医療に対する患者満足度は、世界一すばらしい医療を提供しているとWHOに評価された日本では32%なのに対して、世界37位のアメリカでは72%と患者満足度が高い。世界最高の医療を安い値段で提供しているのに、日本の医療従事者は一生懸命働いているのに、「なぜ!?」ということになる。
★1日米の歳出比較
   アメリカ(1.8兆ドル)
    社会保障 20%、メディケア 10%、メディケイド 6%、
    その他の医療・福祉 19%、軍事費 18%、その他 9%、
    国債 12%、州政府支払金 6% 
    日本(81.8兆円)
    社会保障 23%、公共事業 10%、文教・科学 8%、
    防衛 6%、その他 11%、国債 21%、地方交付税 21%
★2 医療費抑制政策は医療の荒廃を招く
   ・医療の質、安全性が確保できない
   ・患者負担が増えれば、特に低所得の国民が困る
   ・病院が廃院になれば、周辺の住民が困る
   ・病院が不採算部門を切り離し、儲けを追求すれば、医療難民が生じて
    しまう
   ・医師、看護師などの医療関係者のやる気が消失する
(9) 医療は内なる生活を守る安全保障

  医療はなぜかサービス業に分類されている。
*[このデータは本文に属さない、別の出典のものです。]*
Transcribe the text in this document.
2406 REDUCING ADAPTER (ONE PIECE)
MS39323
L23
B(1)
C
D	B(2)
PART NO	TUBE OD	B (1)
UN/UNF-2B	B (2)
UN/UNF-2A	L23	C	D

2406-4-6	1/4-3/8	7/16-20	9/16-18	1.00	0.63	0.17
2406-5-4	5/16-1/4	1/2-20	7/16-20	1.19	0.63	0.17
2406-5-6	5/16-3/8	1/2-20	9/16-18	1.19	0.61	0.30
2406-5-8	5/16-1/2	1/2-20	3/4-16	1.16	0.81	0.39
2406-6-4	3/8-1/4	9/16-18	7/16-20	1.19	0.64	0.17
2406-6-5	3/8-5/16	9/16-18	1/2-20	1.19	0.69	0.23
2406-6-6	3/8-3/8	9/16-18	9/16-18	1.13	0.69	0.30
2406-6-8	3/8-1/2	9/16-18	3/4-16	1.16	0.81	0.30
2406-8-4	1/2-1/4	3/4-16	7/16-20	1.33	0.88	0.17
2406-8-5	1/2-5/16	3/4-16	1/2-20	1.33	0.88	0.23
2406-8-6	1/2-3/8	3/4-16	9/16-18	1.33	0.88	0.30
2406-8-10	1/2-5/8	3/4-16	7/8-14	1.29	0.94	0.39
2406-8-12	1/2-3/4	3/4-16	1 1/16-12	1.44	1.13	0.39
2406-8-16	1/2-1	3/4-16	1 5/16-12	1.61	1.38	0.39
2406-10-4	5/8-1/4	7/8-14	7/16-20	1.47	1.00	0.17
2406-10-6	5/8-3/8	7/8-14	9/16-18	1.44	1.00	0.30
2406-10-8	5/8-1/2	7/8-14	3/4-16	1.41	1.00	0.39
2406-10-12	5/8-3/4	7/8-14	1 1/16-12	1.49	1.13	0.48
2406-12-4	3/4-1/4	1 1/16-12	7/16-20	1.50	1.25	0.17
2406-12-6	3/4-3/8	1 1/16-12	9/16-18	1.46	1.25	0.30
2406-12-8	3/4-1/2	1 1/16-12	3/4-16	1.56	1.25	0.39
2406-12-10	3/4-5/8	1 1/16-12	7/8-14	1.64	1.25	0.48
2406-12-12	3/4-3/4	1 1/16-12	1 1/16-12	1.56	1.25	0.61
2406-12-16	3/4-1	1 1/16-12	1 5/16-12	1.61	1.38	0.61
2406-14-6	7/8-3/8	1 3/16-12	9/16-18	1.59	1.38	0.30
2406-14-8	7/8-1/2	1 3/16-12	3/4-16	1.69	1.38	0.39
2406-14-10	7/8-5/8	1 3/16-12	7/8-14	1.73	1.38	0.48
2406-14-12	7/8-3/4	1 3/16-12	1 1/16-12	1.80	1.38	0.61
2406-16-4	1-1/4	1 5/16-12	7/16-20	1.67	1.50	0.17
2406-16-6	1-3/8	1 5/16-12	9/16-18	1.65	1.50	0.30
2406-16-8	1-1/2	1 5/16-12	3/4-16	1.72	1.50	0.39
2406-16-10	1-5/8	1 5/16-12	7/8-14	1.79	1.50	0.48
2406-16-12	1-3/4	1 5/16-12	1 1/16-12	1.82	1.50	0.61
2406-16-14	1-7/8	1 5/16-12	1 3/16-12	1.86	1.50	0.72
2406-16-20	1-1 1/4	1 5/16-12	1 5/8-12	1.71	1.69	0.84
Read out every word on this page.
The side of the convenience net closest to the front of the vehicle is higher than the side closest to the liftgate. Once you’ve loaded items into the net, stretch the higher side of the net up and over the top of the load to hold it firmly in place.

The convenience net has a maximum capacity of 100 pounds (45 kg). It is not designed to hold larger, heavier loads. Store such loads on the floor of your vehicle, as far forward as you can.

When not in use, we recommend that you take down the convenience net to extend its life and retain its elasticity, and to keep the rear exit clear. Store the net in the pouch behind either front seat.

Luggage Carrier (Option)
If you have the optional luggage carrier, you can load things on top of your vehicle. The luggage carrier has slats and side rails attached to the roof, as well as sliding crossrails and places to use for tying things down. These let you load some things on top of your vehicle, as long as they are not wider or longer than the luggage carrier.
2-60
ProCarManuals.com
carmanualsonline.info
サービスという側面は確かに大切だが、ホテルの快適性が値段に比例するように、質の高いサービスにはお金がかかる。しかし、医療従事者のボランティア精神によって何とか支えられているのが、医療現場の現状である。

自衛隊には27万人の隊員がいる。平時、国内では訓練しかしていないが、国防や災害時などの安全保障のために必要な存在である。自衛隊が本来の活動をしていないことは、日本が平穏無事であることの証といえる。警察官26万人、消防士15万人についても、彼らが働かずにすむ社会が理想的だが、国民の生活を守るためには不可欠だと、だれもが思っている。
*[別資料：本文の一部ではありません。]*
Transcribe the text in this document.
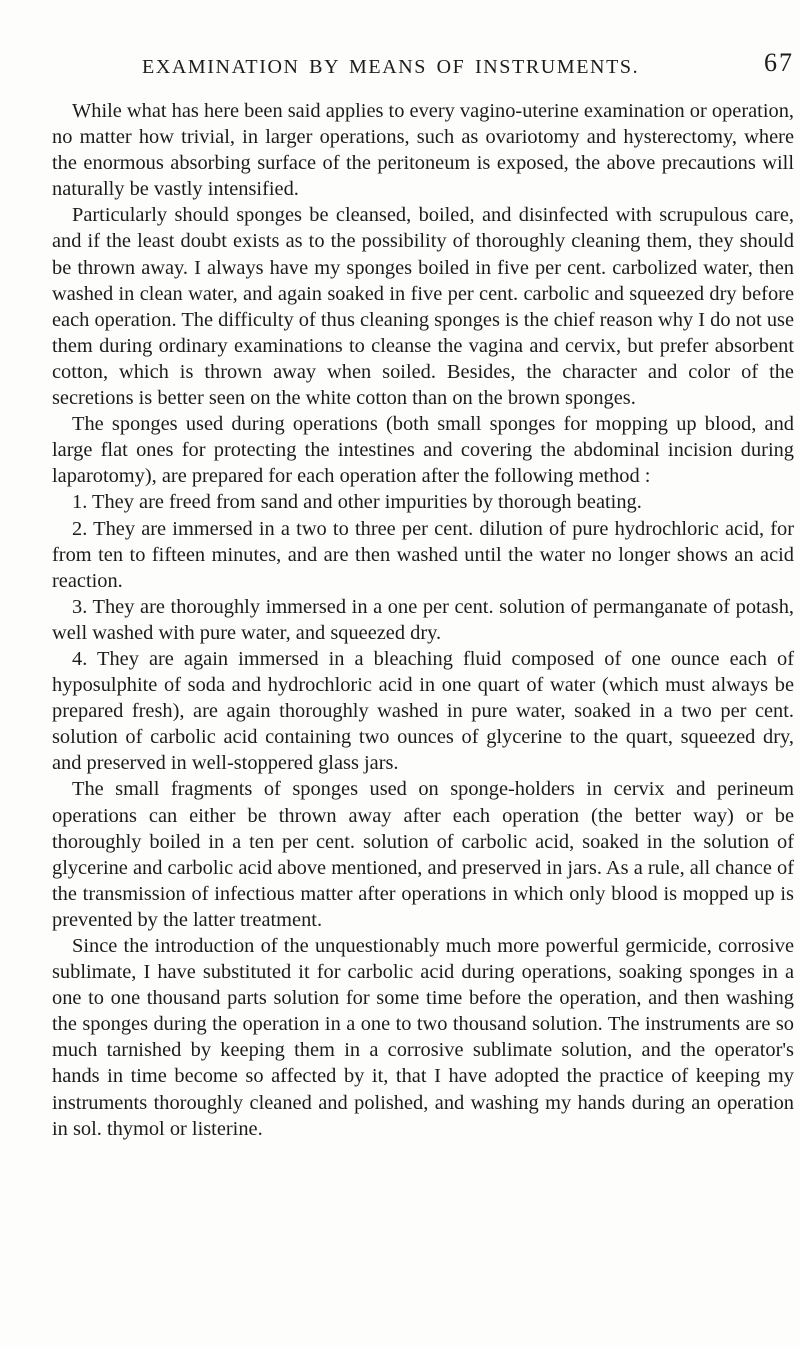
EXAMINATION BY MEANS OF INSTRUMENTS.	67

While what has here been said applies to every vagino-uterine examination or operation, no matter how trivial, in larger operations, such as ovariotomy and hysterectomy, where the enormous absorbing surface of the peritoneum is exposed, the above precautions will naturally be vastly intensified.

Particularly should sponges be cleansed, boiled, and disinfected with scrupulous care, and if the least doubt exists as to the possibility of thoroughly cleaning them, they should be thrown away. I always have my sponges boiled in five per cent. carbolized water, then washed in clean water, and again soaked in five per cent. carbolic and squeezed dry before each operation. The difficulty of thus cleaning sponges is the chief reason why I do not use them during ordinary examinations to cleanse the vagina and cervix, but prefer absorbent cotton, which is thrown away when soiled. Besides, the character and color of the secretions is better seen on the white cotton than on the brown sponges.

The sponges used during operations (both small sponges for mopping up blood, and large flat ones for protecting the intestines and covering the abdominal incision during laparotomy), are prepared for each operation after the following method :

1. They are freed from sand and other impurities by thorough beating.

2. They are immersed in a two to three per cent. dilution of pure hydrochloric acid, for from ten to fifteen minutes, and are then washed until the water no longer shows an acid reaction.

3. They are thoroughly immersed in a one per cent. solution of permanganate of potash, well washed with pure water, and squeezed dry.

4. They are again immersed in a bleaching fluid composed of one ounce each of hyposulphite of soda and hydrochloric acid in one quart of water (which must always be prepared fresh), are again thoroughly washed in pure water, soaked in a two per cent. solution of carbolic acid containing two ounces of glycerine to the quart, squeezed dry, and preserved in well-stoppered glass jars.

The small fragments of sponges used on sponge-holders in cervix and perineum operations can either be thrown away after each operation (the better way) or be thoroughly boiled in a ten per cent. solution of carbolic acid, soaked in the solution of glycerine and carbolic acid above mentioned, and preserved in jars. As a rule, all chance of the transmission of infectious matter after operations in which only blood is mopped up is prevented by the latter treatment.

Since the introduction of the unquestionably much more powerful germicide, corrosive sublimate, I have substituted it for carbolic acid during operations, soaking sponges in a one to one thousand parts solution for some time before the operation, and then washing the sponges during the operation in a one to two thousand solution. The instruments are so much tarnished by keeping them in a corrosive sublimate solution, and the operator's hands in time become so affected by it, that I have adopted the practice of keeping my instruments thoroughly cleaned and polished, and washing my hands during an operation in sol. thymol or listerine.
同様に、健康・生命を守る医師25万人、看護師100万人も、国民の内なる生活、身体を守る安全保障として考えるべきである。犯罪の増加により警察官が増員されたように、医療の質の向上と安全の確保を求めるならば、それ相応の費用をかけるのが当然である。

医療を安全保障の一部と考えるなら、経済と連動して議論してはならない。「今は不景気だから医療費を抑える」という考えは間違っている。私たちの健康と生命を守る医療・福祉への支出を惜しまず、より良い社会をつくり上げるべきである。